"Selten hat das politische Berlin mit so viel Spannung auf eine Landtagswahl gewartet". Mit großen Worten eröffnet NDR-Chefredakteur Andreas Chichowicz am Donnerstagabend das erste und einzige TV-Duell zwischen Niedersachsens Ministerpräsident David McAllister und seinem Herausforderer von der SPD, Stephan Weil. Beide Kandidaten lächeln steif.

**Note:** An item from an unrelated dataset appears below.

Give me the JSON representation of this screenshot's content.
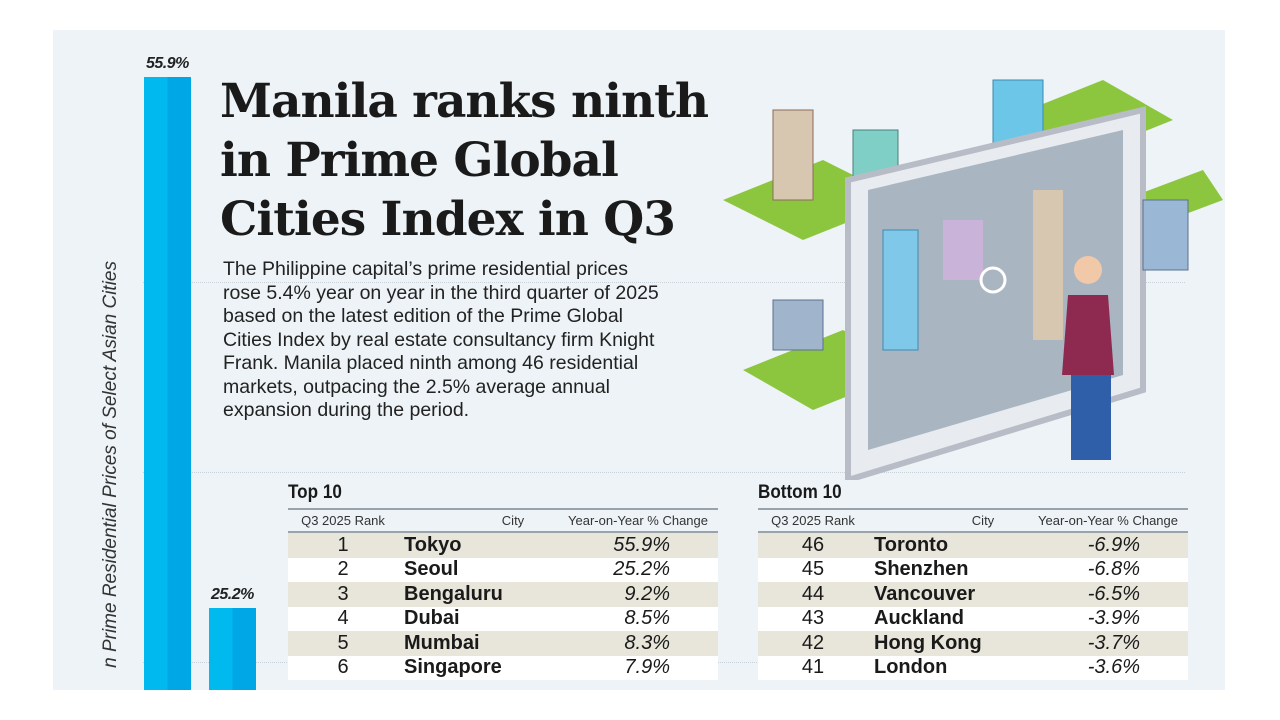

Zehn Tage sind es noch zur Wahl, und weil es Tradition ist, präsentiert der NDR an diesem Abend neue Umfragewerte. Ein Kopf-an-Kopf-Rennen des rot-grünen Lagers gegen die schwarz-gelben Statthalter zeichnet sich ab: 40 Prozent für die CDU, 33 für die SPD, 13 für die Grünen und die FDP liegt immerhin bei 5 Prozent. Fast jeder zweite Wähler, sagt Chichowicz in seiner Anmoderation, halte die Bundespolitik bei seiner Wahlentscheidung für fast genauso wichtig, wie die Landespolitik. Mehr als 40 Prozent seien noch unentschlossen. Dann kann es losgehen mit dem verbalen Schlagabtausch.

McAllister und Weil eint, dass beide zum ersten Mal als Spitzenkandidat für ihre Partei Wahlkampf machen. Zurückhaltend und spröde stammeln sie sich durch die Fernsehsendung, viele ihrer Antworten klingen auswendig gelernt. Fast können einem die Kandidaten ein bisschen Leid tun. Sie stehen unter ziemlichem Druck. Es geht nicht nur um einen Sieg in Niedersachsen, zumindest nach Gefühl sind alle Bundesbürger um ihre Meinung gefragt.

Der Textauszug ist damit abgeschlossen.